The Ebola outbreak in Uganda is growing quickly. According to the World Health Organization (WHO), at least 63 cases, probable or confirmed, were recorded in about two weeks, which has resulted in 29 likely deaths (the Ugandan ministry of health has confirmed 10 deaths and is reviewing the rest). In only a few days, the case count has already made it among the biggest Ebola outbreaks in history.
There are no vaccines or treatments for the rare Sudan strain of virus, which is causing the outbreak. An experimental vaccine trial will be introduced soon, and until then treatment is limited to public health prevention measures—such as education about how to avoid contagion and monitoring the spread in the country and neighboring ones—and assisting patients with hydration and targeting symptoms.
Further, the Ugandan health system—which already faced severe shortages of resources and personnel—was further tested by covid, and has limited capacity to tackle the outbreak and protect its health workers. Several who have treated Ebola patients in the past few days have already died.
True to the familiar international health crisis script, the US has announced that it will screen all incoming travelers who have been to Uganda in the past 21 days for Ebola. The UK, too, is watching the situation, though it still considers it low-risk and is not screening travelers.
Ebola is easier to contain than covid. Infection requires contact with an infected person’s blood or bodily fluids, and it isn’t airborne. Yet the fact that the first line of response from the US was to introduce screenings—that is, to merely keep Ebola outside its borders—is an indicator that a mentality of emergency intervention still drives global health interventions. Which is exactly what has left Uganda ill-equipped to deal with the virus.
Almost a decade ago, in 2014, the deadliest Ebola outbreak recorded began in west Africa, in Guinea, Liberia, and Sierra Leone. It continued until 2018, killing more than 11,000 people. After a few cases were recorded in the US, among health workers traveling from the areas where the virus was spreading, the White House—then led by Barack Obama—developed an Ebola response plan. A czar was named. More than $6 billion was requested from Congress to support the countries fighting the outbreak, as well as prepare against health threats at home. The administration later developed a pandemic preparedness plan.
Arguably the most important point in the plan Obama presented to Congress in asking for funding against Ebola promised to “strengthen global health security by reducing risks to Americans by enhancing capacity for vulnerable countries to prevent disease outbreaks, detect them early, and swiftly respond before they become epidemics that threaten our national security.”
Global health experts have long been calling for this. But the cycle of emergency response followed by oblivion, followed by emergency, is hard to break, and despite the good intentions, funding barely continues for systemic interventions after crises end.

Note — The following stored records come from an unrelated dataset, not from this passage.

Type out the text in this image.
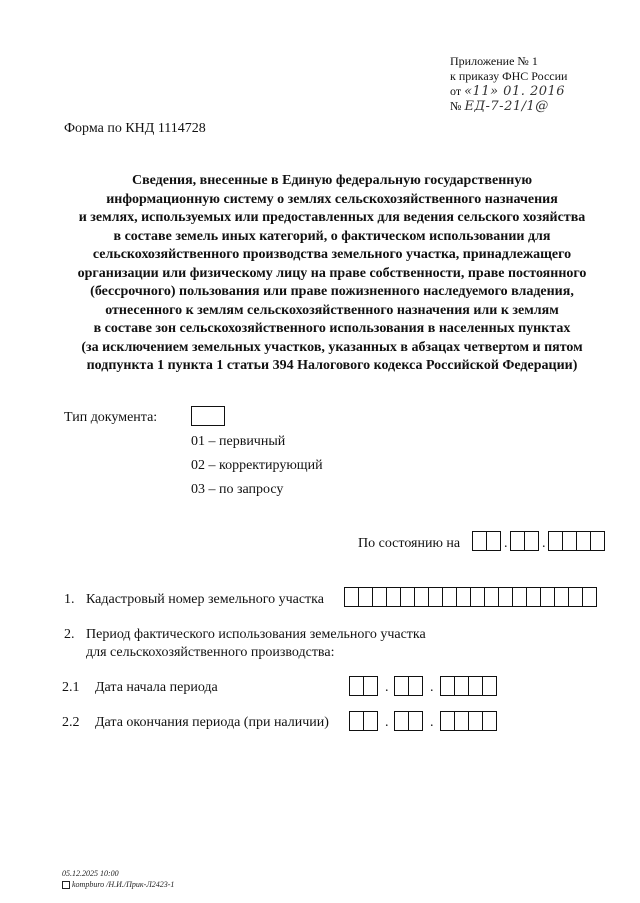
Приложение № 1
к приказу ФНС России
от «11» 01. 2016
№ ЕД-7-21/1@
Форма по КНД 1114728
Сведения, внесенные в Единую федеральную государственную
информационную систему о землях сельскохозяйственного назначения
и землях, используемых или предоставленных для ведения сельского хозяйства
в составе земель иных категорий, о фактическом использовании для
сельскохозяйственного производства земельного участка, принадлежащего
организации или физическому лицу на праве собственности, праве постоянного
(бессрочного) пользования или праве пожизненного наследуемого владения,
отнесенного к землям сельскохозяйственного назначения или к землям
в составе зон сельскохозяйственного использования в населенных пунктах
(за исключением земельных участков, указанных в абзацах четвертом и пятом
подпункта 1 пункта 1 статьи 394 Налогового кодекса Российской Федерации)
Тип документа:
01 – первичный
02 – корректирующий
03 – по запросу
По состоянию на	. .
1. Кадастровый номер земельного участка
2. Период фактического использования земельного участка
для сельскохозяйственного производства:
2.1 Дата начала периода	.	.
2.2 Дата окончания периода (при наличии)	.	.
05.12.2025 10:00
kompburo /Н.И./Прик-Л2423-1
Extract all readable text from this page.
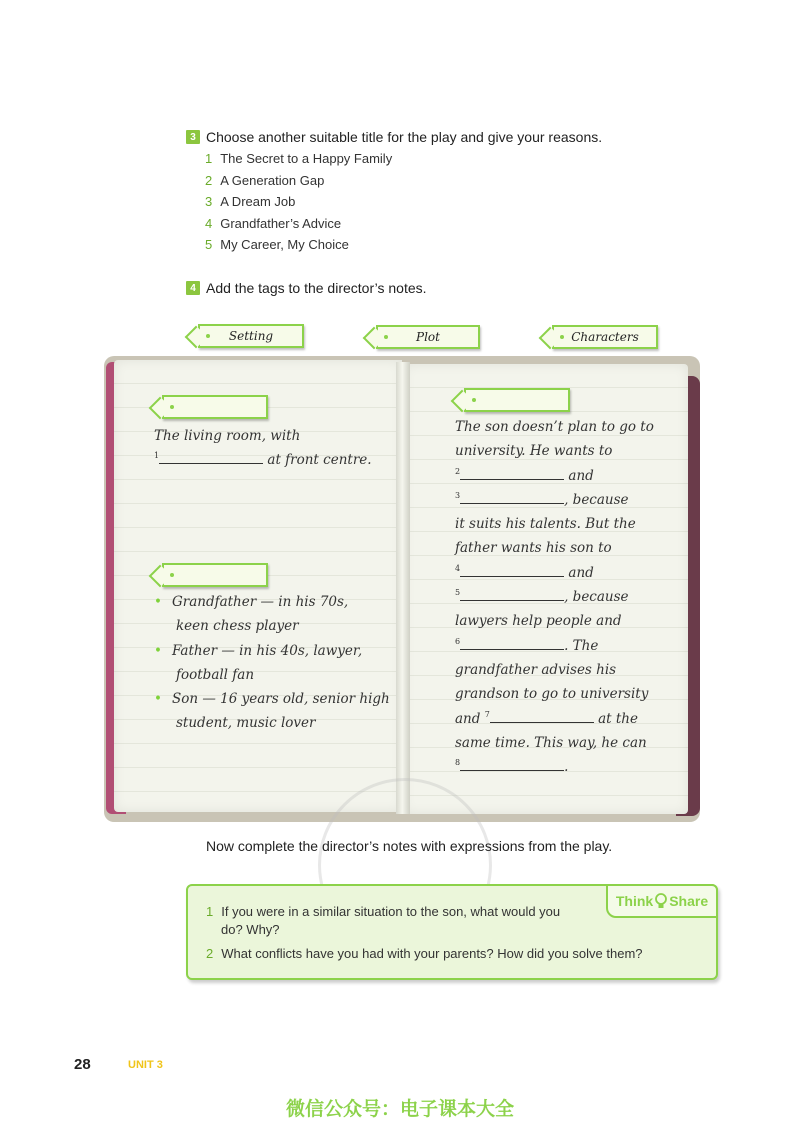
3 Choose another suitable title for the play and give your reasons.
1 The Secret to a Happy Family
2 A Generation Gap
3 A Dream Job
4 Grandfather’s Advice
5 My Career, My Choice
4 Add the tags to the director’s notes.
Setting	Plot	Characters
The living room, with
$^1$	at front centre.
• Grandfather — in his 70s,
keen chess player
• Father — in his 40s, lawyer,
football fan
• Son — 16 years old, senior high
student, music lover
The son doesn’t plan to go to
university. He wants to
$^2$	and
$^3$	, because
it suits his talents. But the
father wants his son to
$^4$	and
$^5$	, because
lawyers help people and
$^6$	. The
grandfather advises his
grandson to go to university
and $^7$	at the
same time. This way, he can
$^8$	.
Now complete the director’s notes with expressions from the play.
Think Share
1 If you were in a similar situation to the son, what would you
do? Why?
2 What conflicts have you had with your parents? How did you solve them?
28	UNIT 3
微信公众号：电子课本大全
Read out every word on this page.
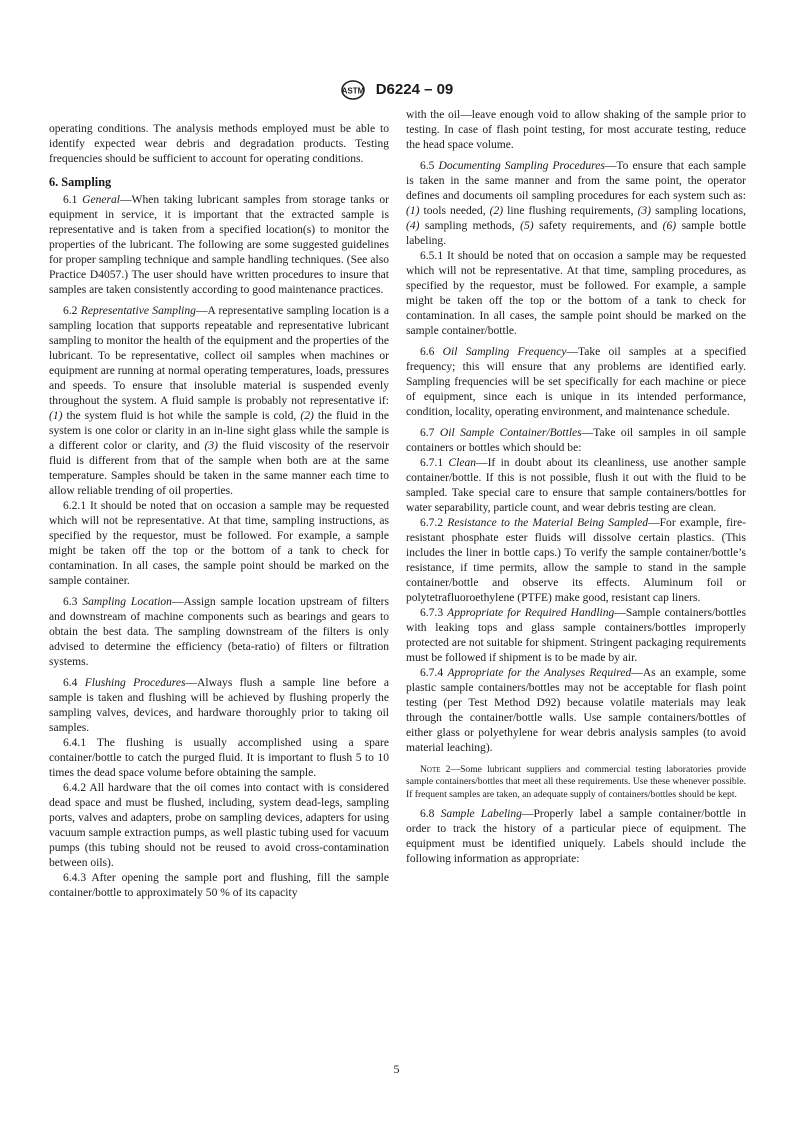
ASTM D6224 – 09

operating conditions. The analysis methods employed must be able to identify expected wear debris and degradation products. Testing frequencies should be sufficient to account for operating conditions.

6. Sampling

6.1 General—When taking lubricant samples from storage tanks or equipment in service, it is important that the extracted sample is representative and is taken from a specified location(s) to monitor the properties of the lubricant. The following are some suggested guidelines for proper sampling technique and sample handling techniques. (See also Practice D4057.) The user should have written procedures to insure that samples are taken consistently according to good maintenance practices.

6.2 Representative Sampling—A representative sampling location is a sampling location that supports repeatable and representative lubricant sampling to monitor the health of the equipment and the properties of the lubricant. To be representative, collect oil samples when machines or equipment are running at normal operating temperatures, loads, pressures and speeds. To ensure that insoluble material is suspended evenly throughout the system. A fluid sample is probably not representative if: (1) the system fluid is hot while the sample is cold, (2) the fluid in the system is one color or clarity in an in-line sight glass while the sample is a different color or clarity, and (3) the fluid viscosity of the reservoir fluid is different from that of the sample when both are at the same temperature. Samples should be taken in the same manner each time to allow reliable trending of oil properties.

6.2.1 It should be noted that on occasion a sample may be requested which will not be representative. At that time, sampling instructions, as specified by the requestor, must be followed. For example, a sample might be taken off the top or the bottom of a tank to check for contamination. In all cases, the sample point should be marked on the sample container.

6.3 Sampling Location—Assign sample location upstream of filters and downstream of machine components such as bearings and gears to obtain the best data. The sampling downstream of the filters is only advised to determine the efficiency (beta-ratio) of filters or filtration systems.

6.4 Flushing Procedures—Always flush a sample line before a sample is taken and flushing will be achieved by flushing properly the sampling valves, devices, and hardware thoroughly prior to taking oil samples.

6.4.1 The flushing is usually accomplished using a spare container/bottle to catch the purged fluid. It is important to flush 5 to 10 times the dead space volume before obtaining the sample.

6.4.2 All hardware that the oil comes into contact with is considered dead space and must be flushed, including, system dead-legs, sampling ports, valves and adapters, probe on sampling devices, adapters for using vacuum sample extraction pumps, as well plastic tubing used for vacuum pumps (this tubing should not be reused to avoid cross-contamination between oils).

6.4.3 After opening the sample port and flushing, fill the sample container/bottle to approximately 50 % of its capacity

with the oil—leave enough void to allow shaking of the sample prior to testing. In case of flash point testing, for most accurate testing, reduce the head space volume.

6.5 Documenting Sampling Procedures—To ensure that each sample is taken in the same manner and from the same point, the operator defines and documents oil sampling procedures for each system such as: (1) tools needed, (2) line flushing requirements, (3) sampling locations, (4) sampling methods, (5) safety requirements, and (6) sample bottle labeling.

6.5.1 It should be noted that on occasion a sample may be requested which will not be representative. At that time, sampling procedures, as specified by the requestor, must be followed. For example, a sample might be taken off the top or the bottom of a tank to check for contamination. In all cases, the sample point should be marked on the sample container/bottle.

6.6 Oil Sampling Frequency—Take oil samples at a specified frequency; this will ensure that any problems are identified early. Sampling frequencies will be set specifically for each machine or piece of equipment, since each is unique in its intended performance, condition, locality, operating environment, and maintenance schedule.

6.7 Oil Sample Container/Bottles—Take oil samples in oil sample containers or bottles which should be:

6.7.1 Clean—If in doubt about its cleanliness, use another sample container/bottle. If this is not possible, flush it out with the fluid to be sampled. Take special care to ensure that sample containers/bottles for water separability, particle count, and wear debris testing are clean.

6.7.2 Resistance to the Material Being Sampled—For example, fire-resistant phosphate ester fluids will dissolve certain plastics. (This includes the liner in bottle caps.) To verify the sample container/bottle’s resistance, if time permits, allow the sample to stand in the sample container/bottle and observe its effects. Aluminum foil or polytetrafluoroethylene (PTFE) make good, resistant cap liners.

6.7.3 Appropriate for Required Handling—Sample containers/bottles with leaking tops and glass sample containers/bottles improperly protected are not suitable for shipment. Stringent packaging requirements must be followed if shipment is to be made by air.

6.7.4 Appropriate for the Analyses Required—As an example, some plastic sample containers/bottles may not be acceptable for flash point testing (per Test Method D92) because volatile materials may leak through the container/bottle walls. Use sample containers/bottles of either glass or polyethylene for wear debris analysis samples (to avoid material leaching).

Note 2—Some lubricant suppliers and commercial testing laboratories provide sample containers/bottles that meet all these requirements. Use these whenever possible. If frequent samples are taken, an adequate supply of containers/bottles should be kept.

6.8 Sample Labeling—Properly label a sample container/bottle in order to track the history of a particular piece of equipment. The equipment must be identified uniquely. Labels should include the following information as appropriate:

5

Poverty doesn’t cause viruses, but it helps them spread in more ways than one, including by depriving health systems of resources. This is why the commitment to support poorer countries health systems is fundamental to avoid future crises. But this is the type of intervention that needs to be carried on after the immediate crises has ended, when the extra funding can be allocated toward infrastructure, personnel, training.
Weak health systems in poorer countries are not equipped to deal with severe outbreaks, which is tragic for them, and dangerous for the rest of the world. As we have seen with covid, zika, and monkeypox, there is no safety in trying to contain a virus in one country, or geographic area. As long as outbreaks are ongoing somewhere in the world, they can essentially spread anywhere.
Even before former US president Donald Trump dismantled the pandemic preparedness plan, the US had to divert the resources it had set aside to support west Africa against Ebola to put out the Zika fire. Despite White House insistence, the original fund for Ebola was not backfilled. Other rich countries don’t have the resources of the US, but many also fell short of their commitments to support local health systems outside their own borders. The United Nations goal of strengthening poor countries’ capacity to handle health is far from reach.
The current Ebola epidemic might warrant new emergency measures and interventions. But it should call for health investments in the region (beyond the specific areas where this crisis is occurring) regardless of how the spread progresses. Controlling a crises is not as good as avoiding it altogether, and only investments made independently from emergency response can actually do the job of protecting more vulnerable countries—in order to protect the stronger ones, too.